It all starts with the heart. Your heart keeps blood moving through your body, which is essential to keeping you alive. You can’t see it, so you may not think of it often. Perhaps it’s time you did.
Heart disease causes 1 in 3 deaths in men and women in the United States. Primary care physicians (PCPs) can give a broad overview of how to care for your heart and can diagnose cardiovascular diseases from high blood pressure to heart valve problems and heart attacks. More advanced heart issues may require more specialized care.
Heart disease is becoming more prevalent in every age group. Doctors are especially seeing this in people under the age of 50, a group not traditionally thought of as prone to heart issues. It’s important to see a PCP every year and to make sure that your heart and your whole cardiovascular system are operating well. The fact that we don’t notice our heart working may mean it’s working well. But heart disruptions can happen for a number of reasons.
People who have a history of heart issues like palpitations, high blood pressure or abnormal heart rhythms should see their PCPs yearly — or perhaps more frequently — to make sure their hearts are not developing other issues. Those who have a family history of heart disease also will want to pay closer attention to try and prevent any damage to this delicate but hardworking organ.

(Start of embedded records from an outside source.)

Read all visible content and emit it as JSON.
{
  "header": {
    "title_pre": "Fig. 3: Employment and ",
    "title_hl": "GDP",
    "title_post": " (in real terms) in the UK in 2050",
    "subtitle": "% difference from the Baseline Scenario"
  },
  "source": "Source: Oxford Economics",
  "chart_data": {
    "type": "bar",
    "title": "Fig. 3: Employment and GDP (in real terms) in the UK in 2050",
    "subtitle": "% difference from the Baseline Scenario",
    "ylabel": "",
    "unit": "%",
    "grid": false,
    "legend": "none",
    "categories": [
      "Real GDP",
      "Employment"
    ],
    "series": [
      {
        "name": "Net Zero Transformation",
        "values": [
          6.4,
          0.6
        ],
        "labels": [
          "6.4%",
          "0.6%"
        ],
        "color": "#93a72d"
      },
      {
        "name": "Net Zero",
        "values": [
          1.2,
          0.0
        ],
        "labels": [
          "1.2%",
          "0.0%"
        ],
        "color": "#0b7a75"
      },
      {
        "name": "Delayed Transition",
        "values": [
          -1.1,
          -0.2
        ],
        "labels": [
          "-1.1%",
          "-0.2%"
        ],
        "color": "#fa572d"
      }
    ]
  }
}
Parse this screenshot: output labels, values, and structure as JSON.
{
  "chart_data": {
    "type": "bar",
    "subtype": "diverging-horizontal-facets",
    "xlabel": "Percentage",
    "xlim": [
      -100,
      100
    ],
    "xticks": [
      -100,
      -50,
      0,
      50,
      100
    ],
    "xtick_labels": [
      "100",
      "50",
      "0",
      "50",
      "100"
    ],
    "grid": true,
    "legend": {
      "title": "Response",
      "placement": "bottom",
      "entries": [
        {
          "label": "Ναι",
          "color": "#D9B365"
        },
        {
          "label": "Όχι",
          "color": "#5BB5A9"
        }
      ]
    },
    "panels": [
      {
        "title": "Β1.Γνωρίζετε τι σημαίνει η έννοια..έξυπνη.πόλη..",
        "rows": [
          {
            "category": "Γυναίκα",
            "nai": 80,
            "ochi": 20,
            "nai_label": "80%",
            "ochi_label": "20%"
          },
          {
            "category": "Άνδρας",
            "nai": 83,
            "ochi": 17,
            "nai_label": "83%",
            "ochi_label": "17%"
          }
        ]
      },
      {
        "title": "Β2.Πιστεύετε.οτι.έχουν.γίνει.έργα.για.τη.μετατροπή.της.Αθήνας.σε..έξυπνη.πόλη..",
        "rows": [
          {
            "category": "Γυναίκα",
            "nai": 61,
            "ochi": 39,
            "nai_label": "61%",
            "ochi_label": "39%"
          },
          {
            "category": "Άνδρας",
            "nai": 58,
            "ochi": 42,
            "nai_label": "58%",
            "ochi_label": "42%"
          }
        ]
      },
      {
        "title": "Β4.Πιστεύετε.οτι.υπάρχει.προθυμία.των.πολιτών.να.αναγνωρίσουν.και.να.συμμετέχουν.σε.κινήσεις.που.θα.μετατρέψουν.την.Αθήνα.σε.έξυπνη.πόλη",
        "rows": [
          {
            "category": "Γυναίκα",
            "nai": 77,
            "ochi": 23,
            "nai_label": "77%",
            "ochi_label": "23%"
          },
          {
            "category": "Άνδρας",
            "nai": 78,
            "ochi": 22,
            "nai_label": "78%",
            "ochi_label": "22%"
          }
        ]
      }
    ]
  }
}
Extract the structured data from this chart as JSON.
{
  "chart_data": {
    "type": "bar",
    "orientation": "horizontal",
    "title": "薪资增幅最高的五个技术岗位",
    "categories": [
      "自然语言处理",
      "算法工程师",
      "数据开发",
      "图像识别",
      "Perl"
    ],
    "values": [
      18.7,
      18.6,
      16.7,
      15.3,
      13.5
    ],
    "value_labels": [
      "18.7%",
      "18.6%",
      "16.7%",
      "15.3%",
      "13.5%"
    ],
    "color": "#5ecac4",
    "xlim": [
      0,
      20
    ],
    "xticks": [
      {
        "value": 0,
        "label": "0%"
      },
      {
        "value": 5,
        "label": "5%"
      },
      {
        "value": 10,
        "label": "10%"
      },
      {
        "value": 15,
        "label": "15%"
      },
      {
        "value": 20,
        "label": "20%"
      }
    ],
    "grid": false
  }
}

Those who have had heart surgery, have more serious heart issues or have diagnosed heart problems may need to be under the care of a cardiologist. A cardiologist is a doctor who specializes in finding, treating and preventing diseases of the heart and blood vessels. Ask your PCP if you need to see a cardiologist. A good rule of thumb is that people with high blood pressure, high cholesterol, diabetes, preeclampsia, gum disease and/or swelling in the feet or legs may want to be under the care of a specialist. Smokers and people with family histories of heart disease are also good candidates for the more specialized care a cardiologist can provide.
Keeping your heart healthy is a lifelong process you can work on every day. Maintaining good heart health, or working to achieve it after a setback, consists of two things: eating right and regular exercise. The American Heart Association* recommends at least 30 minutes of exercise a day. It also recommends 4.5 cups of fruits and vegetables and 3 ounces of fiber-rich whole grains in your diet every day. Limiting sodium, sugar, processed meats and saturated fats is also important for good nutrition.
Talk with your PCP about whether you need to see a cardiologist. If you are just starting out with lifestyle changes, or are thinking about doing so, a doctor who specializes in heart health may be the best person to advise you. He or she can offer specialized and detailed advice on how to lessen the odds of cardiovascular disease and keep your heart beating smoothly and regularly.
*The American Heart Association is an independent organization that offers health information you may find helpful.